Geldpolitik der Zentralbank trägt Mitschuld an der Hyperinflation
Dass der Kursrutsch des Lira einen so hohen Anteil an der massiven Teuerungsrate hat, ist nicht zuletzt auf die Währungspolitik der türkischen Notenbank zurückzuführen. Die von ihr auf den Weg gebrachten Zinssenkungen haben die nationale Währung für Investoren uninteressant werden lassen.
Problematisch ist zudem, dass in dem autoritär geführten Land die Zentralbank nicht ungehindert autonom agieren kann. Da sich Präsident Recep Erdogan in der Rolle eines Niedrigzins-Pioniers gefällt, sind der Zentralbank die Hände gebunden, wenn es um angemessene Maßnahmen gegen die galoppierende Inflation geht. Der Staatspräsident steht bisher noch immer zu seiner Politik der niedrigen Zinsen, um so die Konjunktur anzukurbeln.
Wenig Produktives von Regierungsseite
Entsprechend der Vorgaben des autoritären Landesführers vermitteln die Verlautbarungen auf Regierungsebene wenig Hoffnung auf Besserung.

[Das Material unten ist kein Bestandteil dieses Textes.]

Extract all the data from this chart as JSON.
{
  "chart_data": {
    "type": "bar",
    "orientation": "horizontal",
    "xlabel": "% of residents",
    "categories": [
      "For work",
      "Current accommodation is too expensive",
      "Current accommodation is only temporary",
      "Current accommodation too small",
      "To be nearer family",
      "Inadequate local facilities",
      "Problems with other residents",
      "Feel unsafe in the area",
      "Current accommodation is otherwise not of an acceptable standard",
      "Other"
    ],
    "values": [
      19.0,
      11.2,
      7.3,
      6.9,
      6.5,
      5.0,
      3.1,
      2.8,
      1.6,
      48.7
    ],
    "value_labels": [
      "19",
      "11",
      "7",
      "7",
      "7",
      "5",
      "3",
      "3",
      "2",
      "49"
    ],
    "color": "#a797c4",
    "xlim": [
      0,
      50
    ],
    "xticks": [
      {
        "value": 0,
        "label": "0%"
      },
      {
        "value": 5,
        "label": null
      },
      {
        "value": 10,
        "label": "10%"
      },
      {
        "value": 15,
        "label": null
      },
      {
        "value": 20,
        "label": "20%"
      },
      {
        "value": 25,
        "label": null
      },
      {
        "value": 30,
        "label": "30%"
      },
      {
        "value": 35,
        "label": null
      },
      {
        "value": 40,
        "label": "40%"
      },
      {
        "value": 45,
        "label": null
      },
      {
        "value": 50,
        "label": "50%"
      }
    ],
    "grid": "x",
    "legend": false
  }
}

Zwar ist von einem neuen Wirtschaftsprogramm die Rede, mit dem das Land die Hyperinflation in den Griff bekommen will. Doch basiert dieses weiterhin auf niedrigen Zinssätzen, um Exporte und Produktion zu fördern.
Der Leitzins in der Türkei steht seit Ende 2021 bei 14 Prozent – nach Meinung vieler Experten zu niedrig, um der Teuerungsrate Herr zu werden. Erstes Gebot wäre eine spürbare Anhebung, um die Landeswährung wieder attraktiver für Investoren zu machen. Dafür gibt es gute Gründe: Allein im vergangenen Jahr hat die Lira rund 44 Prozent ihres Wertes gegenüber dem Dollar verloren.
Die türkische Notenbank geht davon aus, dass die Inflationsrate im Juni ihren Höhepunkt erreichen wird. Weniger optimistisch ist die Einschätzung internationaler Wirtschaftsexperten. Sie rechnen mit einem Anhalten der überdurchschnittlich hohen Inflationsrate bis mindestens Ende 2022. Eine von Reuters durchgeführte Umfrage bei Ökonomen in verschiedenen Ländern ergab für 2022 die Erwartung einer durchschnittlichen türkischen Teuerungsrate von 52 Prozent.